I’m sure state representative Mary Flowers, a South Side Democrat, had the best of intentions in pushing for new legislation requiring the school system to provide free bus service for students who currently walk to school along Safe Passages routes. The bill passed the Illinois House 73-39 on Thursday and now moves on to the Senate, the Sun-Times reported. However, it’s not clear this would be a wise policy.
When the CPS closed 50 schools last year, mostly in low-income areas on the South and West sides, ensuring students’ safety on their way to school gained new importance. Many kids are now required to cross gang lines while walking to their new schools. As a precaution, the school district budgeted $7.7 million to hire 600 “CPS Community Watch” workers to provide security on 53 Safe Passages routes between 91 schools.
Many residents feared there would be an upswing in violence as students made their way to their “welcoming” schools, but the school district claims the strategy is working. There have been no major incidents involving students near their new schools during program hours, about two hours before the morning bell and three hours after classes end, according to the CPS.
Flowers said the bill was motivated by her concern for the safety of students walking to school on Safe Passages routes, citing the brutal assault and rape of a 15-year-old girl on her way to school last December in the Belmont Cragin neighborhood. The attack took place at about 6 a.m. near a Safe Passages route, although it appears to have been a random act of violence that had nothing to do with crossing gang lines. A legislative analysis of Flowers’ bill found that over 260 shootings and murders took place along the routes during the 2012-2013 school year, presumably not during the program hours.
State law already requires school districts to bus students who live 1.5 miles or more from their schools and don’t have access to public transit. The CPS currently only buses students with disabilities and students from recently closed schools whose welcoming school is more than eight-tenths of a mile, about a 15-minute walk, from their old school.
The city and state teachers unions, as well as the Illinois AFL-CIO, have endorsed Flowers’ bills, but the CPS has voiced strong opposition. The school district says there are 53,500 students at schools with Safe Passages routes, and bussing them all would require 1,800 additional bus runs per day. That would cost $60.5 million per year, as well as eliminate hundreds of community watch worker jobs, the CPS says.

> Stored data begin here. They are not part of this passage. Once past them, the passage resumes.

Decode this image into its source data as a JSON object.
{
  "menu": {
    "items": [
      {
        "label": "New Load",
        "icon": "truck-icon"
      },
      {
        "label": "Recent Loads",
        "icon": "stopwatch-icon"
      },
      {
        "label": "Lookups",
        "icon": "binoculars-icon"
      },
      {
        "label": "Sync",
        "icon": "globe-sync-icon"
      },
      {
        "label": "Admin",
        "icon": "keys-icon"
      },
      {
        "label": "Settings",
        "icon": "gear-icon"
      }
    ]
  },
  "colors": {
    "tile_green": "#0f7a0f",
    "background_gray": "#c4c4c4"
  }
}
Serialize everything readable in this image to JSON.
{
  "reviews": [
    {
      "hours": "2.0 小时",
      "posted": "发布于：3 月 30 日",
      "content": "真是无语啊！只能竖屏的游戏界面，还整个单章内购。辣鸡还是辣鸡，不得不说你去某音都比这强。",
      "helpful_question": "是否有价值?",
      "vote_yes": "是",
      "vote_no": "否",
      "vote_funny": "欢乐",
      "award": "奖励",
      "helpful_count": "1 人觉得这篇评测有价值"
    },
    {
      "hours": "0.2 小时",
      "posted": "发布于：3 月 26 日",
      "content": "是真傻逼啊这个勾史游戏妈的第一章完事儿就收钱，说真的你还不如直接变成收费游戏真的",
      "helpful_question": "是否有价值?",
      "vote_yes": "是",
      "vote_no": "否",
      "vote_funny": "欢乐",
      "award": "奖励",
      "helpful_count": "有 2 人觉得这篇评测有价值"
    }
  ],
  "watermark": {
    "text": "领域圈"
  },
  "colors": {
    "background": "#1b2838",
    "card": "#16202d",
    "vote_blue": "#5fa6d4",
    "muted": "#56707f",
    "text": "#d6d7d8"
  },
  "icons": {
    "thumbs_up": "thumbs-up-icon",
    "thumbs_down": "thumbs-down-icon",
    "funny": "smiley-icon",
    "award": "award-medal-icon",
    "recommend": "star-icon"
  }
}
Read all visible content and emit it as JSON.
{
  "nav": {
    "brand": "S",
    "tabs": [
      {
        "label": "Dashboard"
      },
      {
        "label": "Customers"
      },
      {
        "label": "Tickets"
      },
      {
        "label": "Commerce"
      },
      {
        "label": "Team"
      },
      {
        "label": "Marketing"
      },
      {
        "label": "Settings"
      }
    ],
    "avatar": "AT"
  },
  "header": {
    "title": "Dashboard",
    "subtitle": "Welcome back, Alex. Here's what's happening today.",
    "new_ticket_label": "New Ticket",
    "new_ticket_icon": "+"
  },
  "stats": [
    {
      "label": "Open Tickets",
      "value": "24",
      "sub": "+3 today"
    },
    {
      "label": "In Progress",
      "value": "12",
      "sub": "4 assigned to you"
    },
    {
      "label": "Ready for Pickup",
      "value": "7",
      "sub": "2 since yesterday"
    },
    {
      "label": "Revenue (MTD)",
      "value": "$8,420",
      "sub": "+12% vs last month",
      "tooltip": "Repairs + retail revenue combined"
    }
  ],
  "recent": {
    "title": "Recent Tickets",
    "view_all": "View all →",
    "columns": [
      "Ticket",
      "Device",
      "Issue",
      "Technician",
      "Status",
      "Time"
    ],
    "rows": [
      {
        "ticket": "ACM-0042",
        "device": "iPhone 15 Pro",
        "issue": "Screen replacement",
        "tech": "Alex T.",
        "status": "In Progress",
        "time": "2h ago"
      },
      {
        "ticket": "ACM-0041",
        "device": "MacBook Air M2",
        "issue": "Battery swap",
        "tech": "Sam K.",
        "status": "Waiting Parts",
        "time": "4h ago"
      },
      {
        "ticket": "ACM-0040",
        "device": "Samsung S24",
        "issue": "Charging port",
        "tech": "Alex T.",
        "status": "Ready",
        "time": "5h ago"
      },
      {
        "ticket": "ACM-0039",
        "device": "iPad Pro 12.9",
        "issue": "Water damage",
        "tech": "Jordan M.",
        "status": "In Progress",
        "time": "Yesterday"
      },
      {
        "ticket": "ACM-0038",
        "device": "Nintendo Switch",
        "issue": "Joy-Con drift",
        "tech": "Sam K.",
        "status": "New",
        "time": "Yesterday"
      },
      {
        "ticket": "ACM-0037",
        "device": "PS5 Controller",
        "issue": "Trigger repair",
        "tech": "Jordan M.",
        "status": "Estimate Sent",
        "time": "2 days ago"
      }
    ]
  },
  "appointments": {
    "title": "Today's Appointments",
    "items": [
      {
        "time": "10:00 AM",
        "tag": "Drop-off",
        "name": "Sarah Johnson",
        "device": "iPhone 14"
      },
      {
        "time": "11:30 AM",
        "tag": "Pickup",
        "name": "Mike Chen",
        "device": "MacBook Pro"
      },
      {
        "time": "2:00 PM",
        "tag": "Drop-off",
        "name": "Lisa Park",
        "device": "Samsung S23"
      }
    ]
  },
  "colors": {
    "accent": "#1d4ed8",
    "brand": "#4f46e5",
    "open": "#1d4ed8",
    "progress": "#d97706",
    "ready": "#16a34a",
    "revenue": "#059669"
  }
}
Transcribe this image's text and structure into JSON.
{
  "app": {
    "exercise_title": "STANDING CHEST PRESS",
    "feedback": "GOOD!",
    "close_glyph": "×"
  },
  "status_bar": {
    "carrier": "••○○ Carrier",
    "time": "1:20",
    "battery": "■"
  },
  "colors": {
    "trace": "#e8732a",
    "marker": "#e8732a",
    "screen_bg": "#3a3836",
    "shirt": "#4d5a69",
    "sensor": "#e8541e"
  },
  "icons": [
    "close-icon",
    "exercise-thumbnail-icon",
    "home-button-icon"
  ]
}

State reps from outside of the city questioned the wisdom of spending $600 million in taxpayer money over the next decade for increased busing when there are already transportation funding shortfalls. Replacing students’ walking commutes with bus trips would also add to vehicular traffic and air pollution, and eliminate a source of physical activity for kids in neighborhoods with high childhood obesity rates.
It appears that Flowers’ well-meaning proposal could use more study. If the school district’s claim that there haven’t been major problems with crime along Safe Passages routes during program hours is true, perhaps that $60.5 million a year could be better spent on other violence-prevention strategies.